ChIP library prep results (Illumina)

[theduke]

Hi guys,

This is my first post here so thanks all in advance for any comments. I have been working on ChIP for a while now and am now just making the jump to ChIP-sequencing. Anyway, I have just prepared my complete post-PCR TF library and have attached the Bioanalyzer results (High Sensitivity DNA chip). I have a pretty nice peak around the 250 bp area, which is great, but as you can see there is second peak around 150 (adapters probably) and also some lower peaks which to me look like primer dimers.

My question is simply, how do you guys think it looks and how should I proceed? My immediate thought was to re-do the size selection on a much longer gel and simply cut out a fresh band in the 250 bp range. I have enough library to get away with this but I have no idea how this will impact sequencing downstream. Is it out of the question to proceed as is? Of course the other option is to re-do the whole thing, which would mean me going all the way back to the cell culture stage!

Basic info:

ChIP - 10 million cells, using Magnify ChIP (Invitrogen)
Illumina prep - as per Illumina protocol except with a 1:30 adapter dilution. Size selection was done first on 2% gel (mini-gel), followed by PCR (18 cycles)

[bfrost]

Hello,
Did you figure out what the smaller peaks were? I just made a library for the first time. I don't have primer dimers, and my sample itself looks good, but I have that same peak at 75bp that you do. Have you gotten rid of it?

[DMO]

I would definitely re-purify. What concentrations of adaptors and primers are you using?

[bfrost]

I figured out that that ~75bp peak is adapters (66 bases) plus primers (53 bases). You can just re-size select to get rid of it. The person at our sequencing facility said that my 75bp peak was less than 25% of my entire sample.

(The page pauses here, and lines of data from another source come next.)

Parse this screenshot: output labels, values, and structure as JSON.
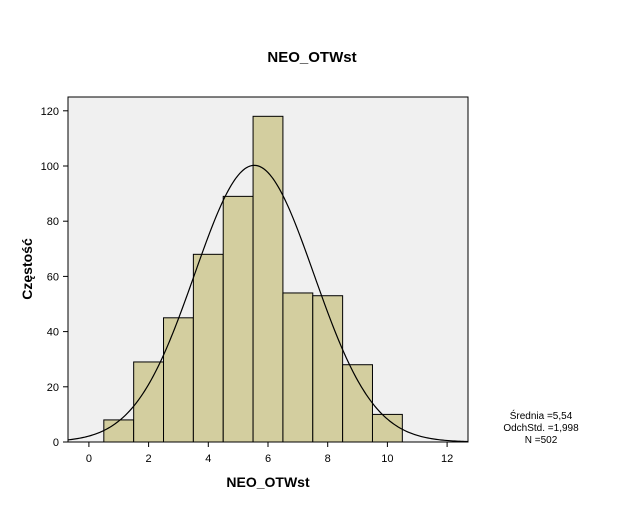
{
  "chart_data": {
    "type": "bar",
    "title": "NEO_OTWst",
    "xlabel": "NEO_OTWst",
    "ylabel": "Częstość",
    "bin_width": 1,
    "bins": [
      {
        "center": 1,
        "count": 8
      },
      {
        "center": 2,
        "count": 29
      },
      {
        "center": 3,
        "count": 45
      },
      {
        "center": 4,
        "count": 68
      },
      {
        "center": 5,
        "count": 89
      },
      {
        "center": 6,
        "count": 118
      },
      {
        "center": 7,
        "count": 54
      },
      {
        "center": 8,
        "count": 53
      },
      {
        "center": 9,
        "count": 28
      },
      {
        "center": 10,
        "count": 10
      }
    ],
    "xlim": [
      -0.7,
      12.7
    ],
    "ylim": [
      0,
      125
    ],
    "x_ticks": [
      "0",
      "2",
      "4",
      "6",
      "8",
      "10",
      "12"
    ],
    "y_ticks": [
      "0",
      "20",
      "40",
      "60",
      "80",
      "100",
      "120"
    ],
    "normal_curve": {
      "mean": 5.54,
      "std": 1.998,
      "n": 502
    },
    "stats": {
      "mean_text": "Średnia =5,54",
      "std_text": "OdchStd. =1,998",
      "n_text": "N =502"
    },
    "colors": {
      "bar_fill": "#d3ce9f",
      "bar_stroke": "#000000",
      "plot_background": "#f0f0f0",
      "curve": "#000000"
    },
    "grid": false,
    "legend": "none"
  }
}
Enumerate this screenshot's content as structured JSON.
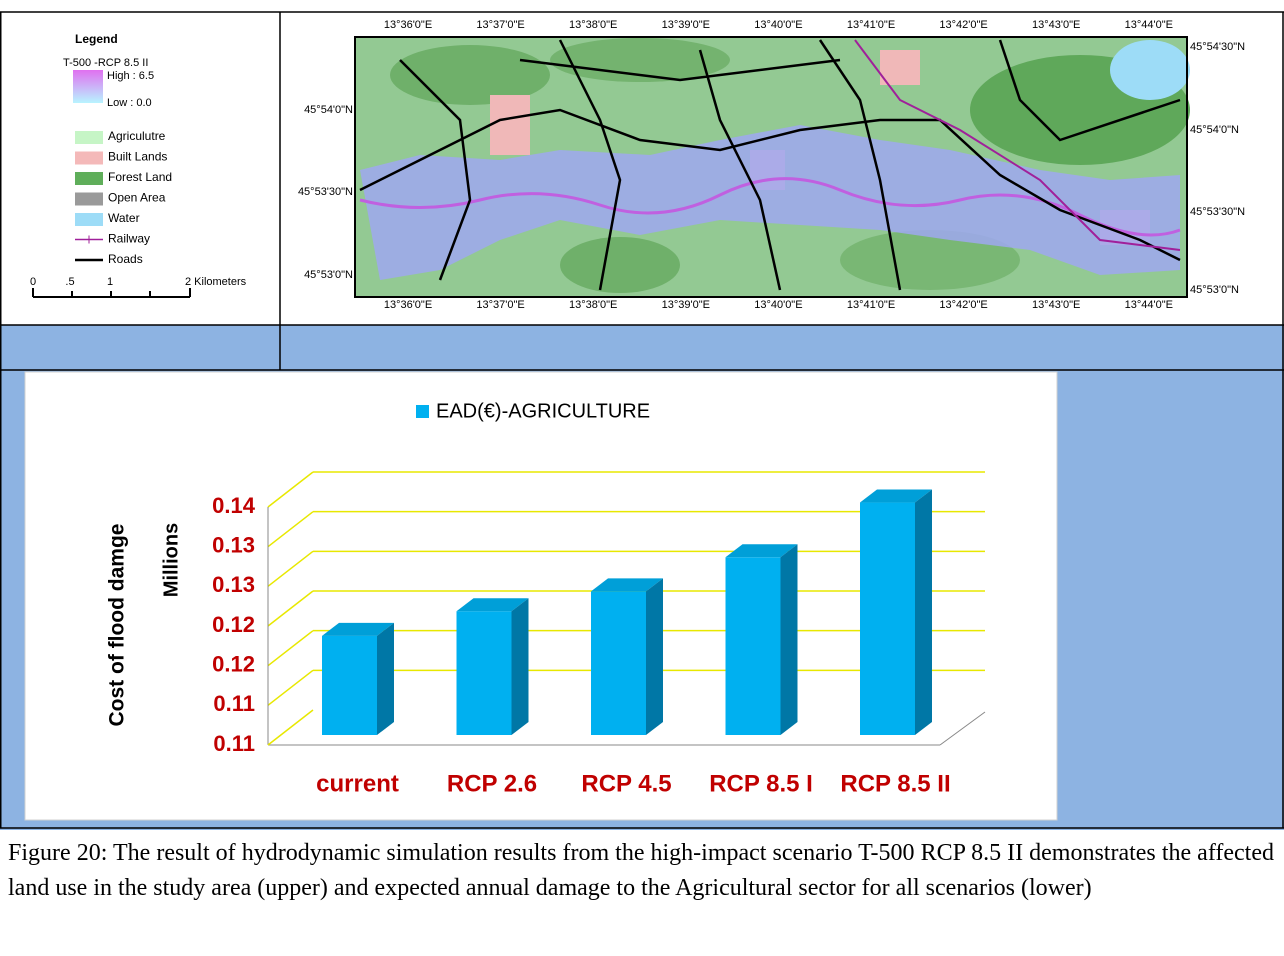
{
  "legend": {
    "title": "Legend",
    "layer": "T-500  -RCP 8.5 II",
    "high": "High : 6.5",
    "low": "Low : 0.0",
    "items": [
      {
        "label": "Agriculutre",
        "color": "#c6f5c6"
      },
      {
        "label": "Built Lands",
        "color": "#f4b9b9"
      },
      {
        "label": "Forest Land",
        "color": "#5fae5a"
      },
      {
        "label": "Open Area",
        "color": "#9a9a9a"
      },
      {
        "label": "Water",
        "color": "#9ddcf7"
      },
      {
        "label": "Railway",
        "color": "#a0209a"
      },
      {
        "label": "Roads",
        "color": "#000000"
      }
    ],
    "scale_labels": [
      "0",
      ".5",
      "1",
      "2 Kilometers"
    ]
  },
  "map": {
    "top_labels": [
      "13°36'0\"E",
      "13°37'0\"E",
      "13°38'0\"E",
      "13°39'0\"E",
      "13°40'0\"E",
      "13°41'0\"E",
      "13°42'0\"E",
      "13°43'0\"E",
      "13°44'0\"E"
    ],
    "bottom_labels": [
      "13°36'0\"E",
      "13°37'0\"E",
      "13°38'0\"E",
      "13°39'0\"E",
      "13°40'0\"E",
      "13°41'0\"E",
      "13°42'0\"E",
      "13°43'0\"E",
      "13°44'0\"E"
    ],
    "left_labels": [
      "45°54'0\"N",
      "45°53'30\"N",
      "45°53'0\"N"
    ],
    "right_labels": [
      "45°54'30\"N",
      "45°54'0\"N",
      "45°53'30\"N",
      "45°53'0\"N"
    ]
  },
  "chart_data": {
    "type": "bar",
    "y_label": "Cost of flood damge",
    "y_unit_label": "Millions",
    "categories": [
      "current",
      "RCP 2.6",
      "RCP 4.5",
      "RCP 8.5 I",
      "RCP 8.5 II"
    ],
    "series": [
      {
        "name": "EAD(€)-AGRICULTURE",
        "color": "#00b0f0",
        "values": [
          0.1175,
          0.1206,
          0.1231,
          0.1274,
          0.1343
        ]
      }
    ],
    "ylim": [
      0.105,
      0.135
    ],
    "yticks": [
      {
        "value": 0.105,
        "label": "0.11"
      },
      {
        "value": 0.11,
        "label": "0.11"
      },
      {
        "value": 0.115,
        "label": "0.12"
      },
      {
        "value": 0.12,
        "label": "0.12"
      },
      {
        "value": 0.125,
        "label": "0.13"
      },
      {
        "value": 0.13,
        "label": "0.13"
      },
      {
        "value": 0.135,
        "label": "0.14"
      }
    ],
    "grid": true
  },
  "caption": "Figure 20: The result of hydrodynamic simulation results from the high-impact scenario T-500 RCP 8.5 II demonstrates the affected land use in the study area  (upper) and expected annual damage to the Agricultural sector for all scenarios (lower)"
}
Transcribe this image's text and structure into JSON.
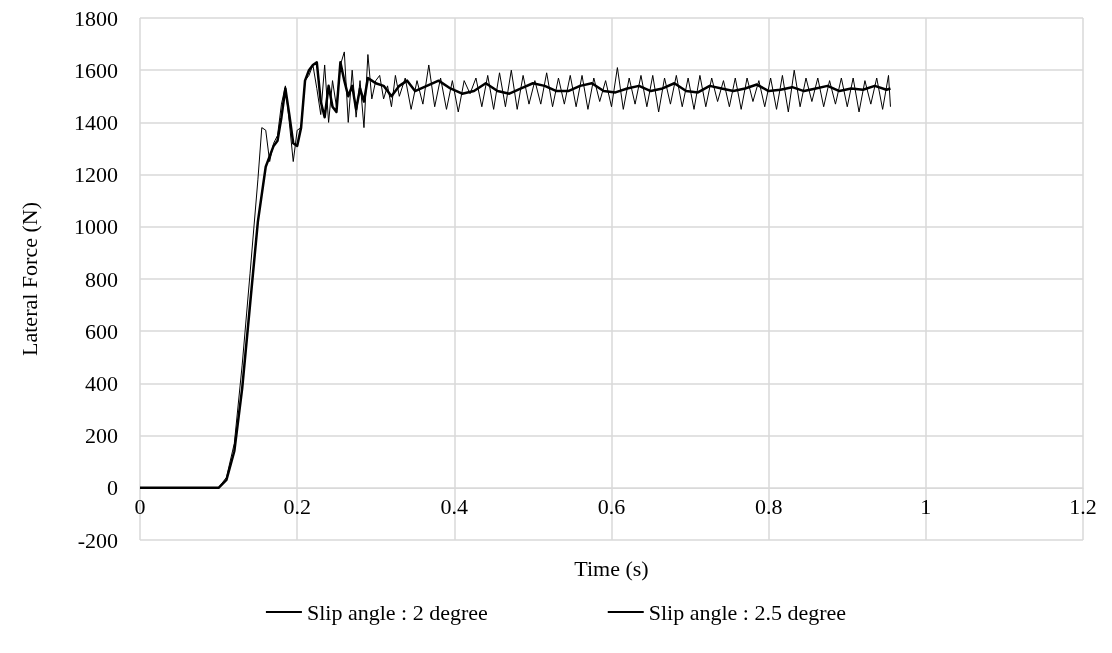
{
  "chart_data": {
    "type": "line",
    "xlabel": "Time (s)",
    "ylabel": "Lateral Force (N)",
    "xlim": [
      0,
      1.2
    ],
    "xticks": [
      0,
      0.2,
      0.4,
      0.6,
      0.8,
      1,
      1.2
    ],
    "ylim": [
      -200,
      1800
    ],
    "yticks": [
      -200,
      0,
      200,
      400,
      600,
      800,
      1000,
      1200,
      1400,
      1600,
      1800
    ],
    "grid": true,
    "legend": "bottom",
    "marker": "none",
    "line_style": "solid",
    "series": [
      {
        "name": "Slip angle : 2 degree",
        "color": "#000000",
        "x": [
          0,
          0.1,
          0.11,
          0.12,
          0.13,
          0.14,
          0.15,
          0.16,
          0.17,
          0.175,
          0.18,
          0.185,
          0.19,
          0.195,
          0.2,
          0.205,
          0.21,
          0.215,
          0.22,
          0.225,
          0.23,
          0.235,
          0.24,
          0.245,
          0.25,
          0.255,
          0.26,
          0.265,
          0.27,
          0.275,
          0.28,
          0.285,
          0.29,
          0.295,
          0.3,
          0.31,
          0.32,
          0.33,
          0.34,
          0.35,
          0.365,
          0.38,
          0.395,
          0.41,
          0.425,
          0.44,
          0.455,
          0.47,
          0.485,
          0.5,
          0.515,
          0.53,
          0.545,
          0.56,
          0.575,
          0.59,
          0.605,
          0.62,
          0.635,
          0.65,
          0.665,
          0.68,
          0.695,
          0.71,
          0.725,
          0.74,
          0.755,
          0.77,
          0.785,
          0.8,
          0.815,
          0.83,
          0.845,
          0.86,
          0.875,
          0.89,
          0.905,
          0.92,
          0.935,
          0.95,
          0.955
        ],
        "values": [
          0,
          0,
          30,
          140,
          380,
          700,
          1020,
          1230,
          1310,
          1330,
          1420,
          1530,
          1430,
          1320,
          1310,
          1380,
          1560,
          1600,
          1620,
          1630,
          1480,
          1420,
          1540,
          1460,
          1440,
          1630,
          1560,
          1500,
          1540,
          1450,
          1530,
          1480,
          1570,
          1560,
          1550,
          1540,
          1500,
          1540,
          1560,
          1520,
          1540,
          1560,
          1530,
          1510,
          1520,
          1550,
          1520,
          1510,
          1530,
          1550,
          1540,
          1520,
          1520,
          1540,
          1550,
          1520,
          1515,
          1530,
          1540,
          1520,
          1530,
          1550,
          1520,
          1515,
          1540,
          1530,
          1520,
          1530,
          1545,
          1520,
          1525,
          1535,
          1520,
          1530,
          1540,
          1520,
          1530,
          1525,
          1540,
          1525,
          1530
        ]
      },
      {
        "name": "Slip angle : 2.5 degree",
        "color": "#000000",
        "x": [
          0,
          0.1,
          0.11,
          0.12,
          0.13,
          0.14,
          0.15,
          0.155,
          0.16,
          0.165,
          0.17,
          0.175,
          0.18,
          0.185,
          0.19,
          0.195,
          0.2,
          0.205,
          0.21,
          0.215,
          0.22,
          0.225,
          0.23,
          0.235,
          0.24,
          0.245,
          0.25,
          0.255,
          0.26,
          0.265,
          0.27,
          0.275,
          0.28,
          0.285,
          0.29,
          0.295,
          0.3,
          0.305,
          0.31,
          0.315,
          0.32,
          0.325,
          0.33,
          0.3375,
          0.345,
          0.3525,
          0.36,
          0.3675,
          0.375,
          0.3825,
          0.39,
          0.3975,
          0.405,
          0.4125,
          0.42,
          0.4275,
          0.435,
          0.4425,
          0.45,
          0.4575,
          0.465,
          0.4725,
          0.48,
          0.4875,
          0.495,
          0.5025,
          0.51,
          0.5175,
          0.525,
          0.5325,
          0.54,
          0.5475,
          0.555,
          0.5625,
          0.57,
          0.5775,
          0.585,
          0.5925,
          0.6,
          0.6075,
          0.615,
          0.6225,
          0.63,
          0.6375,
          0.645,
          0.6525,
          0.66,
          0.6675,
          0.675,
          0.6825,
          0.69,
          0.6975,
          0.705,
          0.7125,
          0.72,
          0.7275,
          0.735,
          0.7425,
          0.75,
          0.7575,
          0.765,
          0.7725,
          0.78,
          0.7875,
          0.795,
          0.8025,
          0.81,
          0.8175,
          0.825,
          0.8325,
          0.84,
          0.8475,
          0.855,
          0.8625,
          0.87,
          0.8775,
          0.885,
          0.8925,
          0.9,
          0.9075,
          0.915,
          0.9225,
          0.93,
          0.9375,
          0.945,
          0.9525,
          0.955
        ],
        "values": [
          0,
          0,
          40,
          170,
          470,
          820,
          1180,
          1380,
          1370,
          1250,
          1320,
          1350,
          1470,
          1540,
          1400,
          1250,
          1370,
          1380,
          1560,
          1580,
          1620,
          1530,
          1430,
          1620,
          1400,
          1560,
          1460,
          1620,
          1670,
          1400,
          1600,
          1420,
          1560,
          1380,
          1660,
          1490,
          1560,
          1580,
          1490,
          1540,
          1460,
          1580,
          1500,
          1570,
          1450,
          1560,
          1470,
          1620,
          1460,
          1570,
          1450,
          1560,
          1440,
          1560,
          1510,
          1570,
          1460,
          1580,
          1450,
          1590,
          1460,
          1600,
          1450,
          1580,
          1470,
          1560,
          1470,
          1590,
          1460,
          1570,
          1470,
          1580,
          1460,
          1580,
          1450,
          1570,
          1480,
          1560,
          1460,
          1610,
          1450,
          1570,
          1470,
          1580,
          1460,
          1580,
          1440,
          1570,
          1470,
          1580,
          1460,
          1570,
          1450,
          1580,
          1460,
          1570,
          1480,
          1560,
          1460,
          1570,
          1450,
          1570,
          1480,
          1560,
          1460,
          1570,
          1450,
          1580,
          1440,
          1600,
          1460,
          1570,
          1480,
          1570,
          1460,
          1560,
          1470,
          1570,
          1460,
          1570,
          1440,
          1560,
          1470,
          1570,
          1450,
          1580,
          1460
        ]
      }
    ]
  }
}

She said "if 25% loss is still sufficient for your needs (sufficient coverage) then I wouldn't worry." I don't totally understand what she means.

[NextGenSeq]

I would try to get rid of the primer artifacts, either run a gel or use Ampure XP beads.

[theduke]

I re-purified and that took care of everything and I still ended up with plenty to play with. I used 1:30 adapters and standard primer concentrations according to the Illumina kit. Following re-purifcation, I qRT-PCR confirmed the library and my sample is now running as we speak!

How long does a typical Illumina run take? I'm doing single-end, 40 cycles.

[NextGenSeq]

Read Length Run Time (Days) Output (Gb)
1 x 35 bp ~2 10 - 12
2 x 50 bp ~5 25 - 30
2 x 75 bp ~7 37.5 - 18
2 x 100 bp ~9.5 54 - 60
2 x 150 bp ~14 85 - 95
*Sequencing output generated using TruSeq SBS V5 kit with PhiX library and cluster densities between 508,000-630,000 clusters/mm2 that pass filtering on a GAIIx

http://www.illumina.com/systems/geno...lyzer_iix.ilmn

[josdegraaf]

@bfrost: If you would cluster with a library that looks like the one shown in the first post I would guess more then 30-40 % will be adaptors, those will cluster and be sequenced resulting on only 60 % real reads vs 40 % adaptors, so you loose 40 % real data.

[theduke]

Quote:

Originally Posted by josdegraaf

@bfrost: If you would cluster with a library that looks like the one shown in the first post I would guess more then 30-40 % will be adaptors, those will cluster and be sequenced resulting on only 60 % real reads vs 40 % adaptors, so you loose 40 % real data.

OK so I have just recieved the initial results back form the sequencing team and I have attached the summary report. My samples are lane 7 (TF Chip) and lane 8 (input DNA). As you can see lane 7 gave very low % alignment (25%) where as the input looks pretty nice. I did not have any problems with the input library preparation. Whilst I do not know yet what the problem is with lane 7, I am willing to bet a lot of cash that it is an adapter/primer related problem in line with what josdegraf said.

What do you guys think? Will this data still be useable?

I will be re-doing the library with a modified gel purification procedure (longer, slower gel) and will probably lower the adapters even further (1:50 maybe). Has anyone lowered the primer concentration in addition to the adapter?

[cmawhinney]

Quote:

Originally Posted by theduke

I will be re-doing the library with a modified gel purification procedure (longer, slower gel) and will probably lower the adapters even further (1:50 maybe). Has anyone lowered the primer concentration in addition to the adapter?

I try and dilute my primers a bit, especially if I don't have the recommended 10ng of ChIP DNA to play with, ie, if I have 2ng of DNA then I will likely dilute my primers 1:5. I then clean up my PCR amplification using SPRI beads as opposed to a Qiagen column. I never had an issue with adapter contamination (since I cut my gels at around 250bp) but I used to have an issue with primer dimers. SPRI beads solved that issue for me.

Do be careful with your primer dilutions though. If you dilute too much you'll wind up having too much template and not enough primer and your template will start annealing to itself.